Since I could not attend (via telephone) a recent press conference held by Golf Channel with Brandel Chamblee and Frank Nobilo (aka @FrankNobiloGC), I received the transcript in which the analysts spoke about Tiger Woods and Phil Mickelson’s dwindling chances to win the 2012 PGA Championship. Woods has certainly bounced back strong this season from debilitating problems on the home front but his mindset may not be ready for the majors. And what about Phil Mickelson’s chances…Is his crippling illness forcing him out of the game?
With regards to Tiger Woods’ likelihood to win the PGA Championship, Chamblee spoke about the unpredictability of the Ocean course and Tiger’s past weakness opening the doors to a lot of different players. Frank Nobilo noted that “he's at least been able to contend” and that the Ocean Course, “gives him a little bit of leeway and it's a big golf course.”
As for Mickelson, analyst Frank Nobilo pointed to Phil’s arthritic condition forcing a slowdown and having Lefty take life at a more leisurely pace with his family. With regards to Mickelson’s level of play, Frank noted, “there's been more time away from the game this year than ever before. And you know, physically, he just doesn't look 100 percent. Obviously his game is not sharp.”
Chamblee also made mention of Mickelson having to adjust his golf game in light of his slowed swing speed (down from 120 to 116 mph over the past couple of years.) The average golfer’s swing speed, as noted by Livestrong.com, states that Tour professionals average a swing speed of 105-110mph, LPGA Tour golfers “are measured at between 90 and 100 mph” and that, “the average female golfer swings between 60 and 70 mph.” Mickelson still has a healthy swing speed and, as long as his tempo remains fluid, I think he can manage his game.

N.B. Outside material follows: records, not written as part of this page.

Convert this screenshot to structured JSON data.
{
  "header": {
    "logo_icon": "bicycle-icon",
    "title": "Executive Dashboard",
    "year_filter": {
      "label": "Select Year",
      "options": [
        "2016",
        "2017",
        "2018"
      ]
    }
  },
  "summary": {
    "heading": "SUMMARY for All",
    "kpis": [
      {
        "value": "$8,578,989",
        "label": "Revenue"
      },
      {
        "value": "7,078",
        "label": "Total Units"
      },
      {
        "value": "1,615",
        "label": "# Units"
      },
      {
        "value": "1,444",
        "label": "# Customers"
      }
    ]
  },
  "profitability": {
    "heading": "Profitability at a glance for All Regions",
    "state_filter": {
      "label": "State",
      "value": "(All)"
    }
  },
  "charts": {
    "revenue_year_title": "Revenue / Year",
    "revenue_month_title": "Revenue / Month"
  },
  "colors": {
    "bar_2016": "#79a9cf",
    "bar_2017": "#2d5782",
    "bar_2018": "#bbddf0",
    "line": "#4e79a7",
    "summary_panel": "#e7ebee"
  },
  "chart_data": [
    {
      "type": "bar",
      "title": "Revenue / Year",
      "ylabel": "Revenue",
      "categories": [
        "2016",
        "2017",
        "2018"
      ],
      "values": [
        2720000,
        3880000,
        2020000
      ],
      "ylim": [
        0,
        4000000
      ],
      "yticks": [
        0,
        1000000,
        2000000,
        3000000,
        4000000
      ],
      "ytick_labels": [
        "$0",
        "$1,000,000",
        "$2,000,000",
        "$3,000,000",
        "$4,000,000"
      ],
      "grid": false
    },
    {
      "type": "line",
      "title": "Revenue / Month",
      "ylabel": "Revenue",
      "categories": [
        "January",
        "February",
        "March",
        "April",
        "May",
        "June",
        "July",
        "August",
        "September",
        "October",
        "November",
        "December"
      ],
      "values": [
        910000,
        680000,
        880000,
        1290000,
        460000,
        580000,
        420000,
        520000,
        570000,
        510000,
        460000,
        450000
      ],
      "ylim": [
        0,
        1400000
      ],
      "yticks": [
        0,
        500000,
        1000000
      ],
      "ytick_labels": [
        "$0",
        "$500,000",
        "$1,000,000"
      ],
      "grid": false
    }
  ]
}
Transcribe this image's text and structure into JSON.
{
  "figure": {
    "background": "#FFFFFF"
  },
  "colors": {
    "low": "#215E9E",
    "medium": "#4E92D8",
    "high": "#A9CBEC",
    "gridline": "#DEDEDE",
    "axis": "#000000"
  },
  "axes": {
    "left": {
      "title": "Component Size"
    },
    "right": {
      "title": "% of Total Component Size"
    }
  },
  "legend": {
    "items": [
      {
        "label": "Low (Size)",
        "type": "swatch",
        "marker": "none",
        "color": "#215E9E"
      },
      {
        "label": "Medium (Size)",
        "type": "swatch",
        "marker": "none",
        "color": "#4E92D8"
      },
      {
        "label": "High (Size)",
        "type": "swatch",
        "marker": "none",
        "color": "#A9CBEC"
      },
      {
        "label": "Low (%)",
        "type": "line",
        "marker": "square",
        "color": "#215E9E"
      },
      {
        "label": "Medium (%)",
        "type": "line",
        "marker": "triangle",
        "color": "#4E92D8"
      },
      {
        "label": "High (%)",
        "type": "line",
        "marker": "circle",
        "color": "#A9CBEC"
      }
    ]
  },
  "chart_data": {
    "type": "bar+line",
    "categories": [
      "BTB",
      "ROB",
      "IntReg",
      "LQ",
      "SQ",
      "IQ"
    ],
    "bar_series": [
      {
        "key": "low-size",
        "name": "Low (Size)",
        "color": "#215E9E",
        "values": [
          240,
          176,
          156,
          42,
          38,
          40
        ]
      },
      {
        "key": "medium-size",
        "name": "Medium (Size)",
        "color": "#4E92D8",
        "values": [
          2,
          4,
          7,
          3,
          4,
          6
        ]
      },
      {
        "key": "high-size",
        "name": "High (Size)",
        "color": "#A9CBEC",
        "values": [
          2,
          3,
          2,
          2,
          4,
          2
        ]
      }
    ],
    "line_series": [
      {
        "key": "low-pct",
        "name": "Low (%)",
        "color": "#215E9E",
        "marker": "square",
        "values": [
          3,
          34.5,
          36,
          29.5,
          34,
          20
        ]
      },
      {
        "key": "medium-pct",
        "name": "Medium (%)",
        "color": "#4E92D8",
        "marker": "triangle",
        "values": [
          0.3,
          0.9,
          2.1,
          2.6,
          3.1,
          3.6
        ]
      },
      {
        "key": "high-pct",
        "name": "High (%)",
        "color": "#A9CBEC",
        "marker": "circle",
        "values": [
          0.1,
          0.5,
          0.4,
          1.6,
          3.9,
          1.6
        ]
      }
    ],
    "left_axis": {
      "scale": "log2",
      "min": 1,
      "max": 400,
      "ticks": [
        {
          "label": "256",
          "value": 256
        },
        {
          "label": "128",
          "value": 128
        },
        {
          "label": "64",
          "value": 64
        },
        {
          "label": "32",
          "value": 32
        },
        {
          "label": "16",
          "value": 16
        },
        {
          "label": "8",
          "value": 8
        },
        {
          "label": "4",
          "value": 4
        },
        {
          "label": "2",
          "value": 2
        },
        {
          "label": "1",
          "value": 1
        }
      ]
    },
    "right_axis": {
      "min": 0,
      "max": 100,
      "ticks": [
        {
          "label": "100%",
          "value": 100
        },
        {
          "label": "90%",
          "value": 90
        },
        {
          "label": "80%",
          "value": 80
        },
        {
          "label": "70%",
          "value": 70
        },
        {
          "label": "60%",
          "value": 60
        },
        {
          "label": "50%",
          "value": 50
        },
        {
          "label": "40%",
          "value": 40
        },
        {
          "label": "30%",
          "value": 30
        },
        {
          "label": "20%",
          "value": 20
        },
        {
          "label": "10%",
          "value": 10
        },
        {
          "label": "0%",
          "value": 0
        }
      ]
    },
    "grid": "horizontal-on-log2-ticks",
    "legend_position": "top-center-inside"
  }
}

The Golf Channel moderator then asked,
“How long do you think that he (Phil Mickelson) can stay motivated into his 40s, given what he's accomplished, and what's left to accomplish?
Brandel Chamblee said that Mickelson is motivated to win a career Grand Slam and still has a chance to win the U.S. Open.
Finally, does winning a major championship to these two veteran golfers, and to the rest of the field, have the same meaning as it once did?
Chamblee bluntly answered, no, not from a monetary standpoint but yes from a historical one.
Historically, for example, “when Shawn Micheel walks by, the first thing you think about is the 7-iron he hit to the final green winning the PGA Championship.”
Monetarily it may not mean that much to the higher ranked players, “Anywhere on the Money List, you're making deep seven figure incomes,” said Chamblee pointing out that Luke Donald earned twenty-five million dollars in the past two years without ever winning a major.”